The curious case of Buenos Aires; one of South America’s – and indeed the world’s – most vibrant and exciting cities, it throbs with activity across an enormous 78 square miles, all the while moving at something of a relaxed pace.
The city’s seductive combination of neoclassical architecture, cafe culture, nightlife and world-class restaurants has enough to do to keep you busy for months. If you haven’t got that kind of time, focus on the city’s incredible cultural resources during the day, taking in the Museo Nacional de Bellas Artes, the Japanese Gardens, and the stunning 19th century cafes.
At night, do as the porteños (locals) do and hit the town. Dine on grass-fed beef at a parilla (barbecue) restaurant, sample the incredible grape beverages of Argentina at a lively lounge, and dance until the sun comes up at one of the city’s nightlife venues.
In addition to its steakhouses and barbecue joints, Buenos Aires has a flourishing culinary scene that offers plenty of other choices. Cheap eats in cafeterias, delectable pastries and strong espressos in coffee shops, or delicate fusion dishes based mostly on fruit and veggies – take your pick. The profusion of cafes and lounges makes this a fantastic city to sightsee in, as you can break up your day with lots of delicious stops that will leave you feeling refreshed and satiated.

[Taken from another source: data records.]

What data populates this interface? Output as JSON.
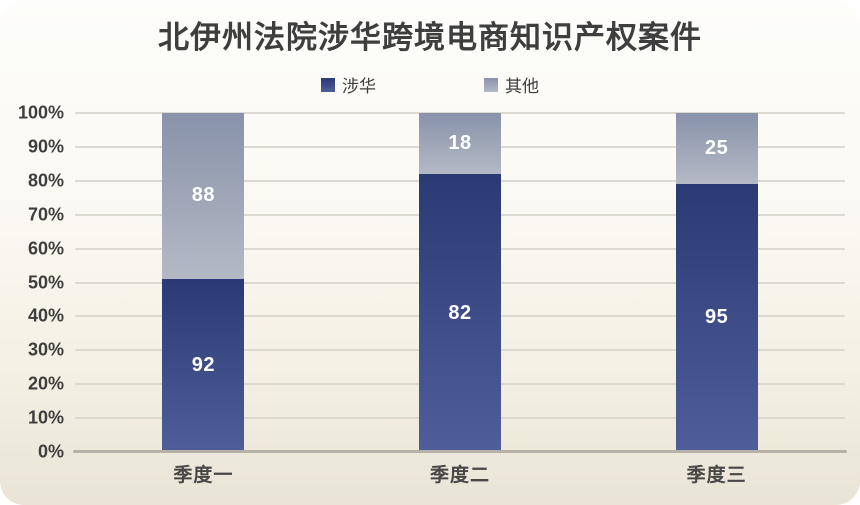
{
  "title": "北伊州法院涉华跨境电商知识产权案件",
  "legend": {
    "items": [
      {
        "label": "涉华"
      },
      {
        "label": "其他"
      }
    ]
  },
  "colors": {
    "series_shehua_top": "#2b3a74",
    "series_shehua_bottom": "#4f5e99",
    "series_qita_top": "#8892a9",
    "series_qita_bottom": "#b4b9c5",
    "card_bg_top": "#fdfdfb",
    "card_bg_bottom": "#e9e4d5",
    "gridline": "#dcd9d1",
    "axis_line": "#b5b1a7",
    "text": "#3e3e3e",
    "value_label": "#ffffff"
  },
  "chart_data": {
    "type": "bar",
    "subtype": "stacked-100-percent-column",
    "title": "北伊州法院涉华跨境电商知识产权案件",
    "categories": [
      "季度一",
      "季度二",
      "季度三"
    ],
    "series": [
      {
        "name": "涉华",
        "values": [
          92,
          82,
          95
        ],
        "color_top": "#2b3a74",
        "color_bottom": "#4f5e99"
      },
      {
        "name": "其他",
        "values": [
          88,
          18,
          25
        ],
        "color_top": "#8892a9",
        "color_bottom": "#b4b9c5"
      }
    ],
    "computed_percentages": {
      "涉华": [
        51.1,
        82.0,
        79.2
      ],
      "其他": [
        48.9,
        18.0,
        20.8
      ]
    },
    "value_labels_shown": true,
    "xlabel": "",
    "ylabel": "",
    "y_axis": {
      "min": 0,
      "max": 100,
      "unit": "percent",
      "tick_step": 10,
      "tick_labels": [
        "0%",
        "10%",
        "20%",
        "30%",
        "40%",
        "50%",
        "60%",
        "70%",
        "80%",
        "90%",
        "100%"
      ]
    },
    "grid": true,
    "legend_position": "top"
  }
}
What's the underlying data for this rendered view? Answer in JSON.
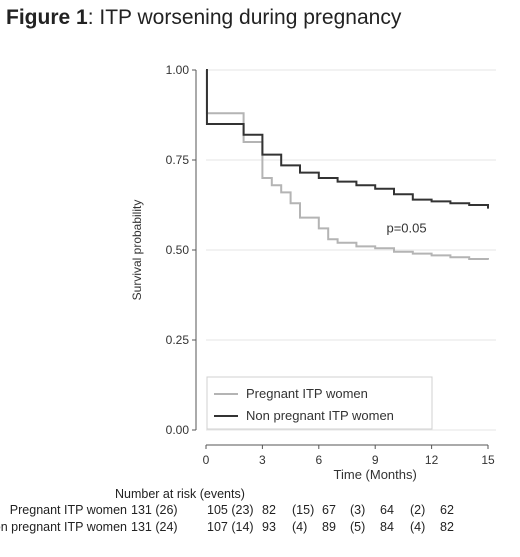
{
  "figure_label": "Figure 1",
  "figure_title": ": ITP worsening during pregnancy",
  "chart_data": {
    "type": "line",
    "subtype": "kaplan-meier-step",
    "xlabel": "Time (Months)",
    "ylabel": "Survival probability",
    "xlim": [
      0,
      15
    ],
    "ylim": [
      0,
      1
    ],
    "xticks": [
      "0",
      "3",
      "6",
      "9",
      "12",
      "15"
    ],
    "xtick_values": [
      0,
      3,
      6,
      9,
      12,
      15
    ],
    "yticks": [
      "0.00",
      "0.25",
      "0.50",
      "0.75",
      "1.00"
    ],
    "ytick_values": [
      0,
      0.25,
      0.5,
      0.75,
      1.0
    ],
    "grid": true,
    "legend_position": "bottom-left",
    "annotation": "p=0.05",
    "annotation_pos": [
      9.6,
      0.56
    ],
    "series": [
      {
        "name": "Pregnant ITP women",
        "color": "#b4b4b4",
        "x": [
          0,
          0.05,
          2,
          3,
          3.5,
          4,
          4.5,
          5,
          6,
          6.5,
          7,
          8,
          9,
          10,
          11,
          12,
          13,
          14,
          15
        ],
        "y": [
          1.0,
          0.88,
          0.8,
          0.7,
          0.68,
          0.66,
          0.63,
          0.59,
          0.56,
          0.53,
          0.52,
          0.51,
          0.505,
          0.495,
          0.49,
          0.485,
          0.48,
          0.475,
          0.473
        ]
      },
      {
        "name": "Non pregnant ITP women",
        "color": "#333333",
        "x": [
          0,
          0.05,
          2,
          3,
          4,
          5,
          6,
          7,
          8,
          9,
          10,
          11,
          12,
          13,
          14,
          15
        ],
        "y": [
          1.0,
          0.85,
          0.82,
          0.765,
          0.735,
          0.715,
          0.7,
          0.69,
          0.68,
          0.67,
          0.655,
          0.64,
          0.635,
          0.63,
          0.625,
          0.615
        ]
      }
    ]
  },
  "risk_table": {
    "header": "Number at risk (events)",
    "rows": [
      {
        "label": "Pregnant ITP women",
        "cells": [
          "131 (26)",
          "105 (23)",
          "82",
          "(15)",
          "67",
          "(3)",
          "64",
          "(2)",
          "62"
        ]
      },
      {
        "label": "Non pregnant ITP women",
        "cells": [
          "131 (24)",
          "107 (14)",
          "93",
          "(4)",
          "89",
          "(5)",
          "84",
          "(4)",
          "82"
        ]
      }
    ]
  }
}
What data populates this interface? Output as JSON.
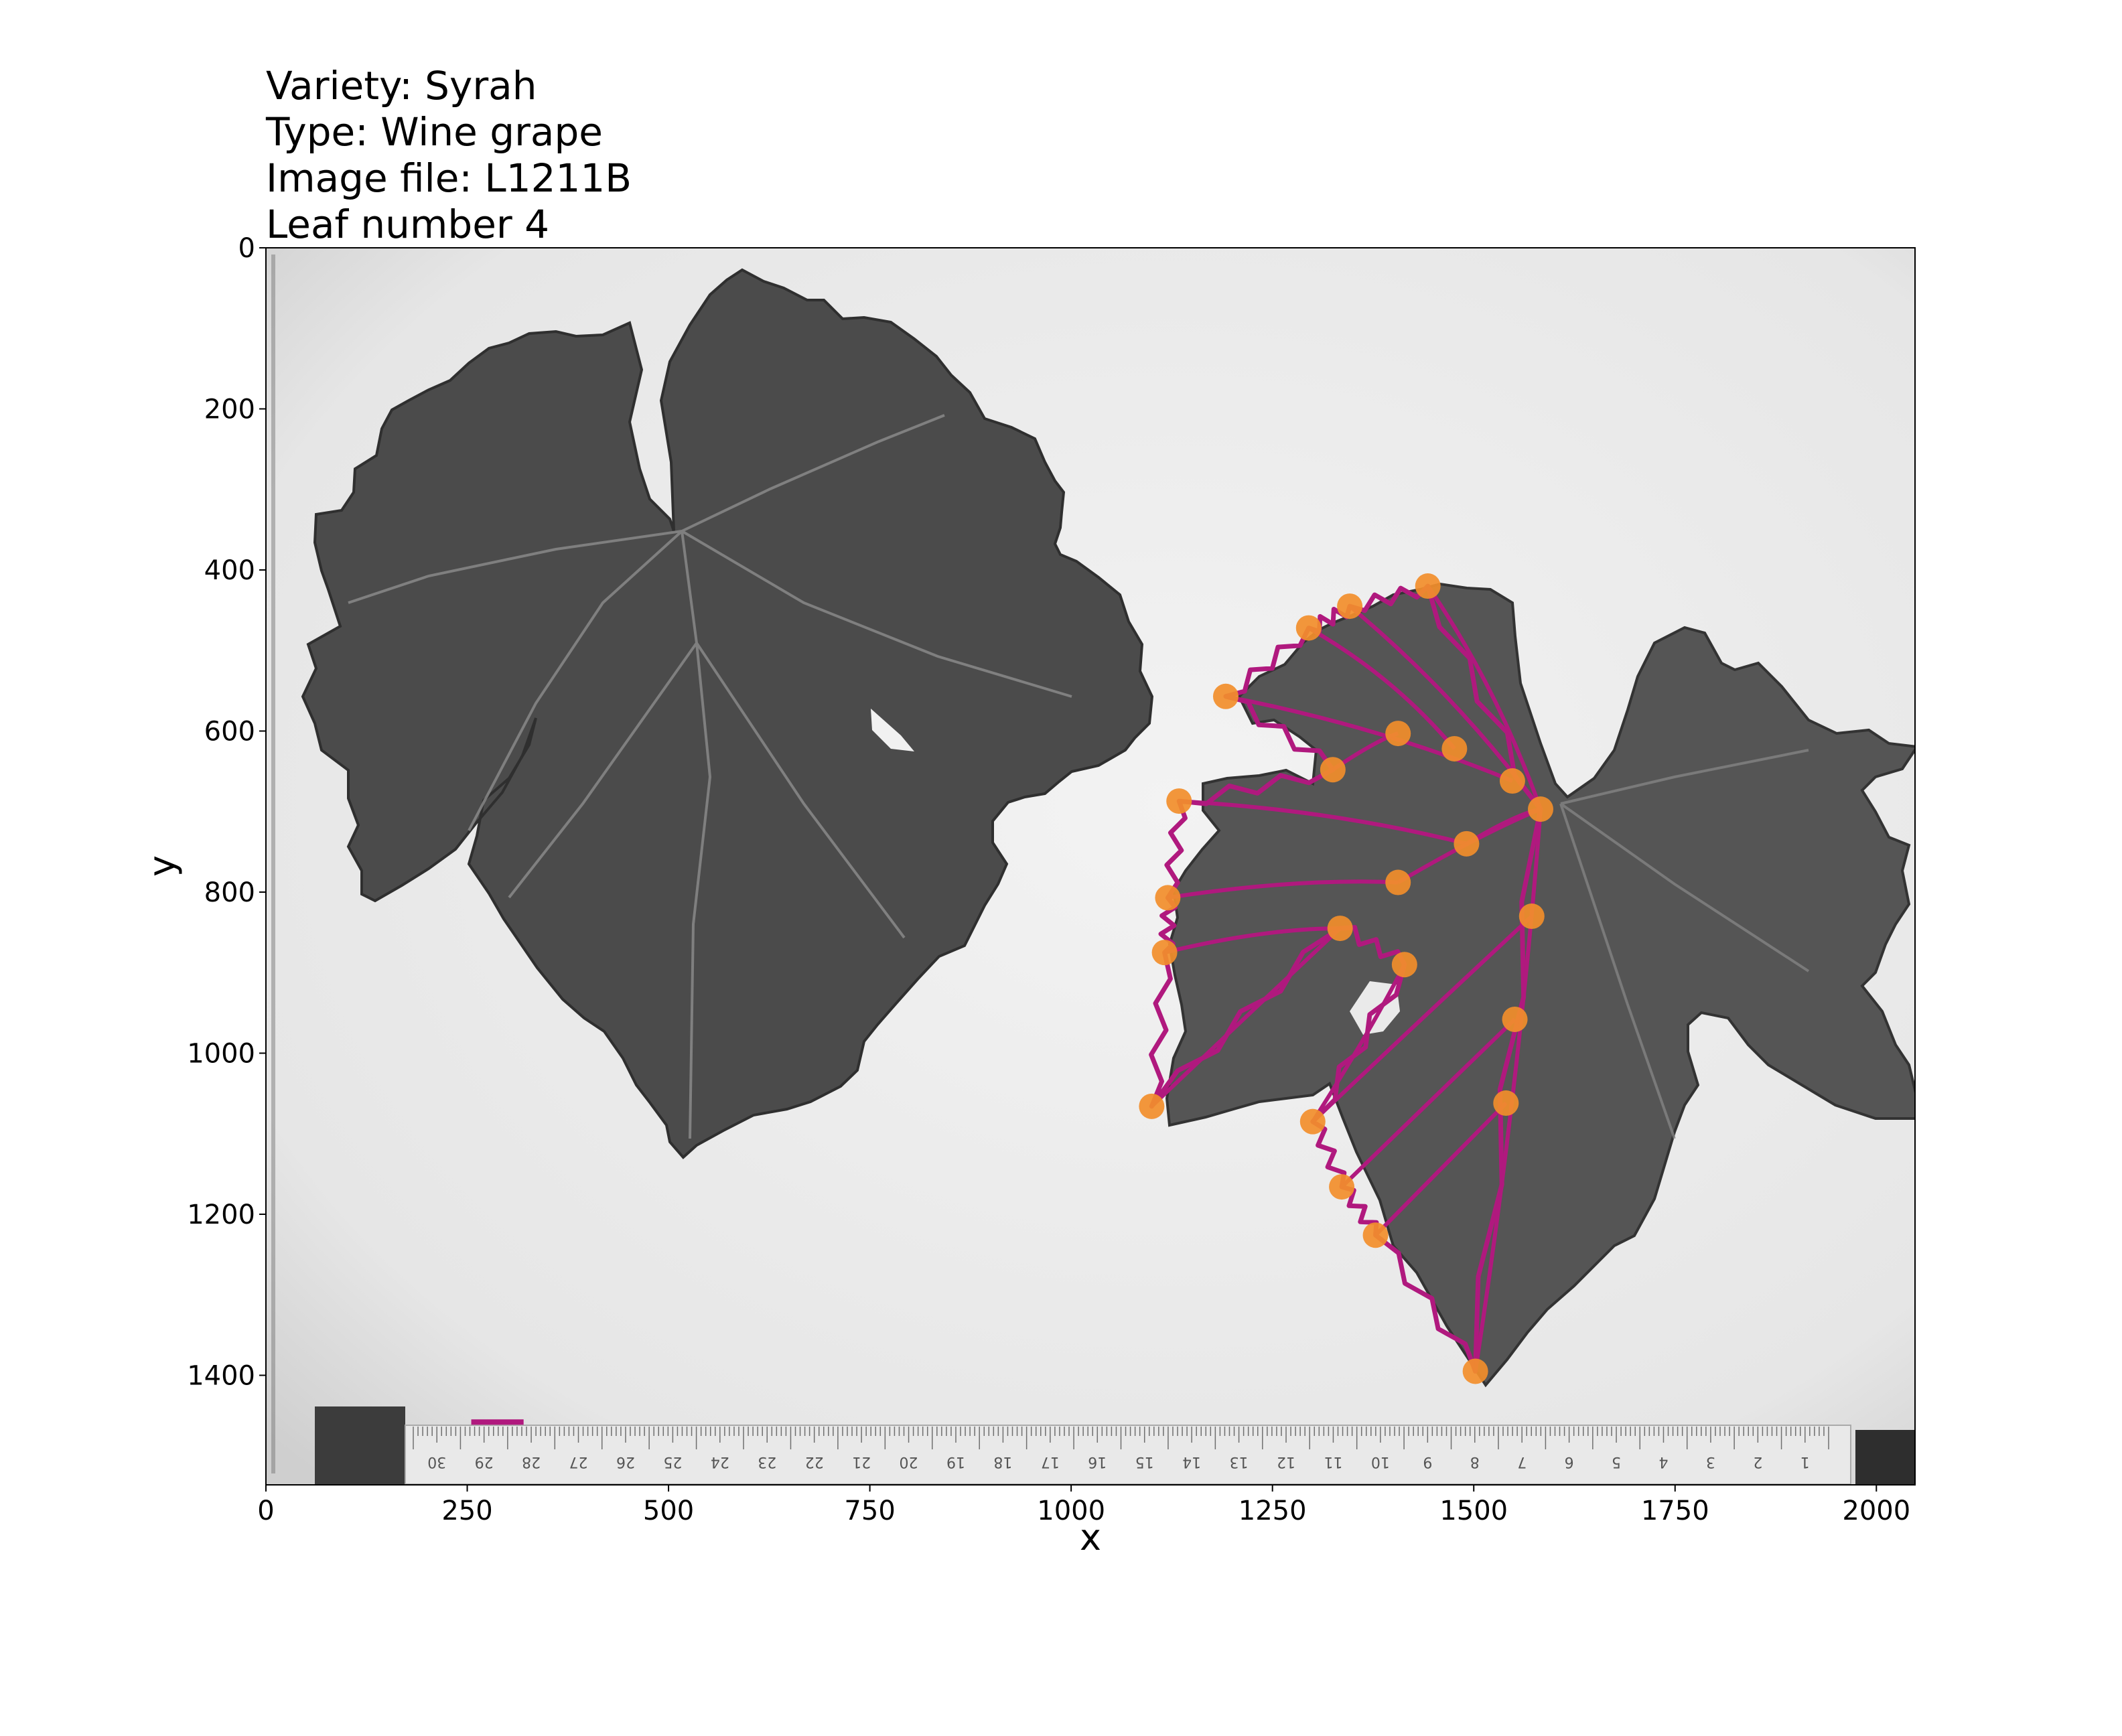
{
  "title_lines": [
    "Variety: Syrah",
    "Type: Wine grape",
    "Image file: L1211B",
    "Leaf number 4"
  ],
  "chart_data": {
    "type": "scatter",
    "title": "Variety: Syrah / Type: Wine grape / Image file: L1211B / Leaf number 4",
    "xlabel": "x",
    "ylabel": "y",
    "xlim": [
      0,
      2048
    ],
    "ylim": [
      1536,
      0
    ],
    "xticks": [
      0,
      250,
      500,
      750,
      1000,
      1250,
      1500,
      1750,
      2000
    ],
    "yticks": [
      0,
      200,
      400,
      600,
      800,
      1000,
      1200,
      1400
    ],
    "background": "grayscale photo of two grape leaves with ruler",
    "landmark_color": "#f28e2b",
    "trace_color": "#b0197e",
    "landmarks": [
      [
        1502,
        1395
      ],
      [
        1583,
        697
      ],
      [
        1443,
        420
      ],
      [
        1346,
        445
      ],
      [
        1295,
        472
      ],
      [
        1192,
        557
      ],
      [
        1325,
        648
      ],
      [
        1134,
        687
      ],
      [
        1120,
        807
      ],
      [
        1116,
        875
      ],
      [
        1100,
        1066
      ],
      [
        1300,
        1085
      ],
      [
        1336,
        1166
      ],
      [
        1378,
        1226
      ],
      [
        1540,
        1062
      ],
      [
        1551,
        958
      ],
      [
        1572,
        830
      ],
      [
        1414,
        890
      ],
      [
        1334,
        845
      ],
      [
        1406,
        788
      ],
      [
        1491,
        740
      ],
      [
        1548,
        662
      ],
      [
        1476,
        622
      ],
      [
        1406,
        603
      ]
    ],
    "scale_bar": {
      "x": [
        255,
        320
      ],
      "y": 1458
    },
    "ruler_labels": [
      "30",
      "29",
      "28",
      "27",
      "26",
      "25",
      "24",
      "23",
      "22",
      "21",
      "20",
      "19",
      "18",
      "17",
      "16",
      "15",
      "14",
      "13",
      "12",
      "11",
      "10",
      "9",
      "8",
      "7",
      "6",
      "5",
      "4",
      "3",
      "2",
      "1"
    ]
  }
}
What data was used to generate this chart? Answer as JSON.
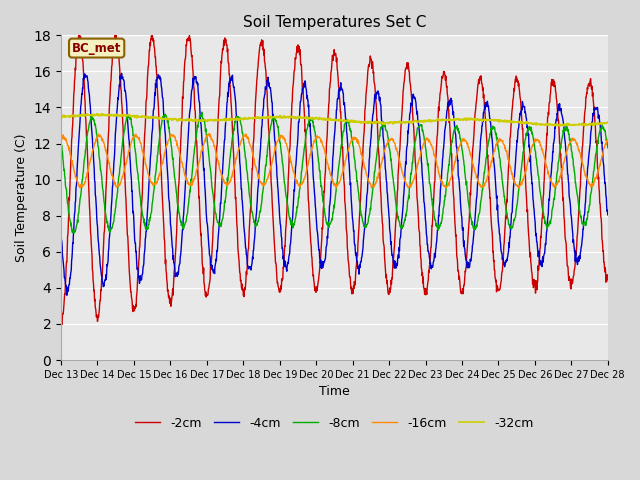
{
  "title": "Soil Temperatures Set C",
  "xlabel": "Time",
  "ylabel": "Soil Temperature (C)",
  "ylim": [
    0,
    18
  ],
  "yticks": [
    0,
    2,
    4,
    6,
    8,
    10,
    12,
    14,
    16,
    18
  ],
  "annotation": "BC_met",
  "fig_bg_color": "#d8d8d8",
  "plot_bg_color": "#e8e8e8",
  "line_colors": {
    "-2cm": "#cc0000",
    "-4cm": "#0000cc",
    "-8cm": "#00aa00",
    "-16cm": "#ff8800",
    "-32cm": "#cccc00"
  },
  "legend_labels": [
    "-2cm",
    "-4cm",
    "-8cm",
    "-16cm",
    "-32cm"
  ]
}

Working off all that food is easy – try taking a tango class, or just joining in at a local tango club. If you're feeling more adventurous, take a polo lesson, and test your mettle at a sport that Argentineans love almost as much as football. More sedentary activities, from theatre to live music to dance performances, are available everywhere – Buenos Aires is a cosmopolitan city and its inhabitants demand sophisticated cultural fare.
But whatever you do, take time to simply wander the city’s diverse neighbourhoods, exploring the traditional, the new, and everything in between. Among them, Palermo, the trendy neighbourhood du jour, is like a city within a city, large enough to have distinct subdivisions like Palermo Viejo, Palermo Hollywood, and Palermo Soho.
Argentina’s popularity with visitors, especially since inflation has driven down costs, is escalating on an almost daily basis. Happily, this means that the range of accommodation on offer is ever increasing, and that you’re virtually guaranteed to find something in your price range. (Do book ahead of time in popular seasons, though.)
The best hotels in Buenos Aires are the small, boutique numbers with a healthy dose of character and a good amount of luxury, although the options for low-budget rooms are also plentiful, and the highest-end choices are the equivalent of anything you’d find in New York or London.